You're still far too cynical and rational for your own good….

"Goddammit, Mom! It's not like this is Hamlet or some shit like that! I already said I was sorry! Stop playing around and help me!"

A warm, reassuring breeze suddenly whipped up the air around Nabiki and embraced her. Now, the threatening horde moving in on her was nowhere to be seen. Only the truly bizarre nothingness of a strange Netherworld remained, neither devoid nor filled with anything other than herself and the otherworldly voice in her head.

It's your dream, not mine. You can wake up any time….

Nabiki gave a derisive snort. "You've got to be kidding. If this were really up to me, I definitely wouldn't show up like this!" she shot back, gesturing angrily at her naked body.

Gentle, amused laughter rang out in reply in the ears of Nabiki's mind. Her mother had always had a certain infuriatingly tongue-in-cheek way of teaching things. As a child, Nabiki had derived no small amount of entertainment from watching her mother in action, especially since most of those barbs had been directed at one specific sister who happened to be generally more openly defiant and stubborn than the others. Being on the receiving end of that merciless wit, however, really sucked.

Even you like sunny side up eggs and fried chicken when you think no one's looking…. Oh, canned beers too…?

"DAMMIT, MOM!"

Nabiki woke up in a cold sweat, her pounding heart racing in her ears. She looked down at her body and breathed a sigh of relief at the welcome sight of her familiar blue cotton pajamas. As her eyes adjusted to the darkness, she also made out the reassuring silhouettes of her desk and chair across from her bed.

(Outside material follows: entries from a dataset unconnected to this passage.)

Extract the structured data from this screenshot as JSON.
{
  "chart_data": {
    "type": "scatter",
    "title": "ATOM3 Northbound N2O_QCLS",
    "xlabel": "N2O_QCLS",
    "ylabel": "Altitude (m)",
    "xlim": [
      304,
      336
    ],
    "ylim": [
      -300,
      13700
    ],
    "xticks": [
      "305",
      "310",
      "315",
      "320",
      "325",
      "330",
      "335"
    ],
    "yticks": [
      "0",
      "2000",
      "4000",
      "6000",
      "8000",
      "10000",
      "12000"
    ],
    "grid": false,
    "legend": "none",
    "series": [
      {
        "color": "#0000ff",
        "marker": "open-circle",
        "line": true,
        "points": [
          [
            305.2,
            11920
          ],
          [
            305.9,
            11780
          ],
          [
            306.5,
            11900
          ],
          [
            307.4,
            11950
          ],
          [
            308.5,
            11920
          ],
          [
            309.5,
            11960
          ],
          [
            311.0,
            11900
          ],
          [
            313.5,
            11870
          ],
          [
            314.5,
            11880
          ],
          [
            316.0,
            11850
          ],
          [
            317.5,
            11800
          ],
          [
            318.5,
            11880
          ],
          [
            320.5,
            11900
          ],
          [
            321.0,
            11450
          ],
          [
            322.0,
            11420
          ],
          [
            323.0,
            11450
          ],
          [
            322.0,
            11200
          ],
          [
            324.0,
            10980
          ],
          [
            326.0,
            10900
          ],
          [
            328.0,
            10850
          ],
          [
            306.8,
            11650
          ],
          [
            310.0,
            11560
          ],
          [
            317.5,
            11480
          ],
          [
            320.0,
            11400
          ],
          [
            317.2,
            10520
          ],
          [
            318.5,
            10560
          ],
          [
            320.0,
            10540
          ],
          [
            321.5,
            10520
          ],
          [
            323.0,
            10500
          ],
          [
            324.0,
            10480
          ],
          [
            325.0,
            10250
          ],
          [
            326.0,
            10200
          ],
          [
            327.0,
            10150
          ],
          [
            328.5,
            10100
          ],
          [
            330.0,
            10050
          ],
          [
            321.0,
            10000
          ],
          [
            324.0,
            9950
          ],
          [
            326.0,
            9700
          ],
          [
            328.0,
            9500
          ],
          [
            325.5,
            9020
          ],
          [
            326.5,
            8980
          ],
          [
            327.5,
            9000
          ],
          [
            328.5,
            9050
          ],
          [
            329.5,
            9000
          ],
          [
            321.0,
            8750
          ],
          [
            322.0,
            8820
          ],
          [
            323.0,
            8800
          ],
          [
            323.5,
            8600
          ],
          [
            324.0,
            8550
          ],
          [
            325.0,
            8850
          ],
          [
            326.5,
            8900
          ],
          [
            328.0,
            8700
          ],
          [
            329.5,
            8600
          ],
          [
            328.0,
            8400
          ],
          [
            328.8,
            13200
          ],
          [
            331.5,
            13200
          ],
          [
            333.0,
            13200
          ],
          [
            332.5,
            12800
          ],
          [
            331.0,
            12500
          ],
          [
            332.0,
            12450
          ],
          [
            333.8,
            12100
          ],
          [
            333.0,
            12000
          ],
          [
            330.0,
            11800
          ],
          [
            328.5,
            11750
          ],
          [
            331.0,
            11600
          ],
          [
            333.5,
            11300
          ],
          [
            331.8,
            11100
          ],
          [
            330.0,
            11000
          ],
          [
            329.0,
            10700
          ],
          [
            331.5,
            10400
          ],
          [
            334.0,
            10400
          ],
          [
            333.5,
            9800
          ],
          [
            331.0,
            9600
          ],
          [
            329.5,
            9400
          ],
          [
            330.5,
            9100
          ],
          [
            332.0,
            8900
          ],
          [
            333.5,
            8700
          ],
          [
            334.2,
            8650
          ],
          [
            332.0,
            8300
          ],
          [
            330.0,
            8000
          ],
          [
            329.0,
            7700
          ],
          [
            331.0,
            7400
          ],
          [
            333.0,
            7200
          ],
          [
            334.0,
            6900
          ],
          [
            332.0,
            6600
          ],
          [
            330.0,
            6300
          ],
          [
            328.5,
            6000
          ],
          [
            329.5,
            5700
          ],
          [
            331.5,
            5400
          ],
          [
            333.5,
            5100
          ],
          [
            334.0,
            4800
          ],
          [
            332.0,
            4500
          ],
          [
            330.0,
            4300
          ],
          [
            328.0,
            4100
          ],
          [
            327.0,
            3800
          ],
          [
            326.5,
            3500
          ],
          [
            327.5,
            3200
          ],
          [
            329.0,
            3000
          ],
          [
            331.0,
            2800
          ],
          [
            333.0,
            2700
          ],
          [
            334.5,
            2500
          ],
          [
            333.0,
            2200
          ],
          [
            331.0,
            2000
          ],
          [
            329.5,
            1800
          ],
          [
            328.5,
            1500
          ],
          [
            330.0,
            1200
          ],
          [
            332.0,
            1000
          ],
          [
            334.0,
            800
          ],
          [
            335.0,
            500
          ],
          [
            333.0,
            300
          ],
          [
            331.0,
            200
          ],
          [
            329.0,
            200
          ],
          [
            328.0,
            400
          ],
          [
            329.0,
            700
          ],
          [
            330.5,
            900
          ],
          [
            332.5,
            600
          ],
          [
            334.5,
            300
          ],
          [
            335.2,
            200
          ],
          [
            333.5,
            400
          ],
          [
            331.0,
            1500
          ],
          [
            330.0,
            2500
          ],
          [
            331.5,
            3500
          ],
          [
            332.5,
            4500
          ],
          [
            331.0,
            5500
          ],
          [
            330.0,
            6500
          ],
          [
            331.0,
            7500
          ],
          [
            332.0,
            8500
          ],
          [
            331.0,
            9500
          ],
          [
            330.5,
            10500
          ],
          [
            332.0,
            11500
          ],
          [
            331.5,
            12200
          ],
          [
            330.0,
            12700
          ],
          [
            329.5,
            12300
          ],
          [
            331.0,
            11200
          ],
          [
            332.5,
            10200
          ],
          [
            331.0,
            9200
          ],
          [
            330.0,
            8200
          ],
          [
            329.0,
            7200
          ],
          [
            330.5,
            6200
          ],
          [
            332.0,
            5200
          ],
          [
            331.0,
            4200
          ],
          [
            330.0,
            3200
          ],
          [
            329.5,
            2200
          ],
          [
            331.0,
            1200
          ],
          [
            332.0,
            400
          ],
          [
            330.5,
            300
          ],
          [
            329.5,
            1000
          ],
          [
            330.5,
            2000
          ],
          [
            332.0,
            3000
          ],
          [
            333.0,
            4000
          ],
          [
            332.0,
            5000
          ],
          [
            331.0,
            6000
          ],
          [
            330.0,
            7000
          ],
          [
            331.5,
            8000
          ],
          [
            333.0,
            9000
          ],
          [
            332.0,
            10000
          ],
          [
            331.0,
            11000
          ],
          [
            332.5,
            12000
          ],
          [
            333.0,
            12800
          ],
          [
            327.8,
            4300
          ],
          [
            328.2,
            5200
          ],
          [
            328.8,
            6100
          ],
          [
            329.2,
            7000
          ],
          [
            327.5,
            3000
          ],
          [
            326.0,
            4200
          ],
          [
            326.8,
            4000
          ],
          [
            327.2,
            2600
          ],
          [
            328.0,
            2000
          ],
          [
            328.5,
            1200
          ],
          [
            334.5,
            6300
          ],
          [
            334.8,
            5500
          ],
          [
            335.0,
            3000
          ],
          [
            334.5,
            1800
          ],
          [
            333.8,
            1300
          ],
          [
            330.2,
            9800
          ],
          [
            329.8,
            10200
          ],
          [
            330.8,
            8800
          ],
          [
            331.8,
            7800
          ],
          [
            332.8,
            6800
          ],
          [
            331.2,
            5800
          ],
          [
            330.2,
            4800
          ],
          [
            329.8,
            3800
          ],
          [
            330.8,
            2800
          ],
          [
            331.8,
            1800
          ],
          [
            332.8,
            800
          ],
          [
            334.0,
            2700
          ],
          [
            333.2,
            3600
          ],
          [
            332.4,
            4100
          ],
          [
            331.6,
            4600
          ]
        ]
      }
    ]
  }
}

However, as if to have the last word, a cool breeze swept in, reminding Nabiki that she had forgotten to close the window earlier before drifting off to sleep.

"What do you want from me?!" she bit out in English.

It must be wonderful to feel hands like that on your body. Besides, the road to Hell is more colorful and interesting anyway, isn't it?

Little sinister Heathen you...

No way. No fucking way.

"DAMMIT!" Nabiki screamed as she buried her head under a pillow. "DAMMIT DAMMIT DAMMIT!"